Bu güne kadar ortak vatan ve demokratik Türkiye, özgür Kürdistan paradigması üzerinden mücadele yürüten Kürt özgürlük hareketi, devletin aylardır yürüttüğü faşist saldırılar karşısında gerekirse özgür Kürdistanı Kürtlerle, Türklerden ayrı kuracağız noktasında geldi. Halkların iç-içe yaşayacakları bir vatan da ısrar ancak değişen bir zihniyetle olabilir. Devletin egemenliğinden vazgeçmesiyle olabilir. Ancak bu gün AKP iktidarı teklikten, egemenlikten vazgeçmeye niyetli görünmüyor. O zaman Kürtler eli boş, çaresiz midir, sistemini kuramayacak mı? Bu gün Kürt halkının geldiği düzey özgürlüğü için veremeyeceği hiçbir bedeli olmayan bir noktada. Halk açık olarak iradi beyanını son iki aydır ortaya koymuştur. Ya özgürlük ya da ölüm !

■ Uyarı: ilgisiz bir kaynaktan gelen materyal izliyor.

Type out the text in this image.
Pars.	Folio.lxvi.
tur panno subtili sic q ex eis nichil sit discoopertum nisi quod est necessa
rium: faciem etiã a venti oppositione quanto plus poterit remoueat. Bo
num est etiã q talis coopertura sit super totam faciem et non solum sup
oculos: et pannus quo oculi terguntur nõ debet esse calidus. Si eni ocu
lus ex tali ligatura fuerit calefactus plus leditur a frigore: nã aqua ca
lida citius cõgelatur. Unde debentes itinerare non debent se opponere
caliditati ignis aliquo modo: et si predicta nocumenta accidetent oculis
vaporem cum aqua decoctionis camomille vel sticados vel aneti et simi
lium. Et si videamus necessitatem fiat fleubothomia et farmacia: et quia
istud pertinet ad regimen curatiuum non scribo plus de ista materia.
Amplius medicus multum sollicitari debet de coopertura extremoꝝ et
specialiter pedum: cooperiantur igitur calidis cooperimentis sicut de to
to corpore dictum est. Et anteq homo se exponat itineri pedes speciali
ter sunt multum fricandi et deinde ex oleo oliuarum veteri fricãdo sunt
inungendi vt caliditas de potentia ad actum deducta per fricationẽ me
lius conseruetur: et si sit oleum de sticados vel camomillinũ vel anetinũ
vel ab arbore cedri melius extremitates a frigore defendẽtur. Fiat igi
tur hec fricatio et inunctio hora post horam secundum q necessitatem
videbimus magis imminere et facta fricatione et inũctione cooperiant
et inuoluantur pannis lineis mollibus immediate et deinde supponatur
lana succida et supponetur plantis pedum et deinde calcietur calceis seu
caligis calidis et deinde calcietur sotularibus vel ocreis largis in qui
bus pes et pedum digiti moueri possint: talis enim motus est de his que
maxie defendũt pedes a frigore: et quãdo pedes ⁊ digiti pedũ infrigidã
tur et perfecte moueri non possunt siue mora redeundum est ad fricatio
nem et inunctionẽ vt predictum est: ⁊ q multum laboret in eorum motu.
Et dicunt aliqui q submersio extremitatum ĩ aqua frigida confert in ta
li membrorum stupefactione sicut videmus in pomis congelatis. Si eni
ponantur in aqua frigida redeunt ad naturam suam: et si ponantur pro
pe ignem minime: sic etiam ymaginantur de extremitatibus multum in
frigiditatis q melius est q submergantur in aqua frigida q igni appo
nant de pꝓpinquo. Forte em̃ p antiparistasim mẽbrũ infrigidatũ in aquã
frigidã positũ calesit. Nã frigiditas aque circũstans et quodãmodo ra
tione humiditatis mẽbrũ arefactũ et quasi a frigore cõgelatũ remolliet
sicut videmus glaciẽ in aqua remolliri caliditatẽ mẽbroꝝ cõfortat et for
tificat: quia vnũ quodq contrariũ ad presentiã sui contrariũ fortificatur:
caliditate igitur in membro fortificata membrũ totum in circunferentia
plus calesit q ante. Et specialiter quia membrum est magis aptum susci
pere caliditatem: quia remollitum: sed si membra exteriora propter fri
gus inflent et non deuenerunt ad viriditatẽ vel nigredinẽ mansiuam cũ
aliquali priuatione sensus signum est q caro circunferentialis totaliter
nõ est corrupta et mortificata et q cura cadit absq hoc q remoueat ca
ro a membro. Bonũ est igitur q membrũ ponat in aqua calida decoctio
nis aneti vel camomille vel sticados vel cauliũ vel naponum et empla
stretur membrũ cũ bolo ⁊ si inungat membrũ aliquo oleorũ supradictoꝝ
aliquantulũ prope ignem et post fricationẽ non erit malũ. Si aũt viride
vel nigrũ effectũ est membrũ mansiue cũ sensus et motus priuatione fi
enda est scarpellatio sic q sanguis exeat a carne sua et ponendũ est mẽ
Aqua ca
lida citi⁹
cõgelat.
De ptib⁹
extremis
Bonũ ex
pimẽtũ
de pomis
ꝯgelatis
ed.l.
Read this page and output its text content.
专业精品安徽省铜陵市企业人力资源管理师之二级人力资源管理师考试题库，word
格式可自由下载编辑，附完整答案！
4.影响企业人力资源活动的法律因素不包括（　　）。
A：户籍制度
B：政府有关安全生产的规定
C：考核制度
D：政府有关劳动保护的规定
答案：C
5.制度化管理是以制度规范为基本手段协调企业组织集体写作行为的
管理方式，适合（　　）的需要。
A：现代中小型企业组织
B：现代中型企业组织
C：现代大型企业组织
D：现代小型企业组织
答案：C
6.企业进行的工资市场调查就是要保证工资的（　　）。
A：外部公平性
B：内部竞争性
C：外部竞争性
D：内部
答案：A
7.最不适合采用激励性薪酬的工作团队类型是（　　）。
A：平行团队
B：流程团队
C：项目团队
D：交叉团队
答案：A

Kürdistan’da halk kendi öz yönetimlerini, öz iradesini ortaya koymuştur. Tarihte hiç bu kadar net ve kararlı bir karşı koyuş yaşanmamıştı. Varsanız ortak vatan, ortak iradeyi tanımaya buyur bizler hazırız diyor. “Eğer, yok eskiden olduğu safsatalarla ve kandırmacalarla bizleri öteki görmeye, ikinci sınıf kabul etmeye devam ederseniz, bizden son söz olarak, ya özgürlük ya ölüm cevabını alırsınız” diyor.

Kürt halkı için tarih bir daha tekerrür etmeyecektir. Bunu bu gün sokaklarda zılgıtlar çeken Kürt anaları, sokaklarda direnişte olan gençler haykırıyor. Halk Kürdistanı inşa ediyor. Ya ortak değerler çerçevesinde birlik ve demokratik Türkiye ya da demokratik özgür özerk Kürdistan. Sonuç olarak Türkiye’nin demokratikleşmesi, Kürt sorununa siyasi çözüm yollarının açılması için Türk ve Kürt halklarının bütün demokratik ve toplumsal, demokrasi ve özgürlük güçlerinin, devrimci, demokrat, sosyalist unsurlarını, kadın, gençlik hareketini, din adamlarını, kanaat önderlerini, emekçileri, işçi sınıfını, herkesi ama herkesi adım adım gelen faşizme geçit vermemek için Kürt halkının meşru ve haklı mücadelesine ve haklı taleplerine yerinden yönetim olan meclislere dayalı, özünde demokratik halk meclisleri olan öz yönetime destek olmaya çağırıyoruz. Gün Kürt halkının yanında olma günüdür. Gün birlikte ortak mücadele günüdür.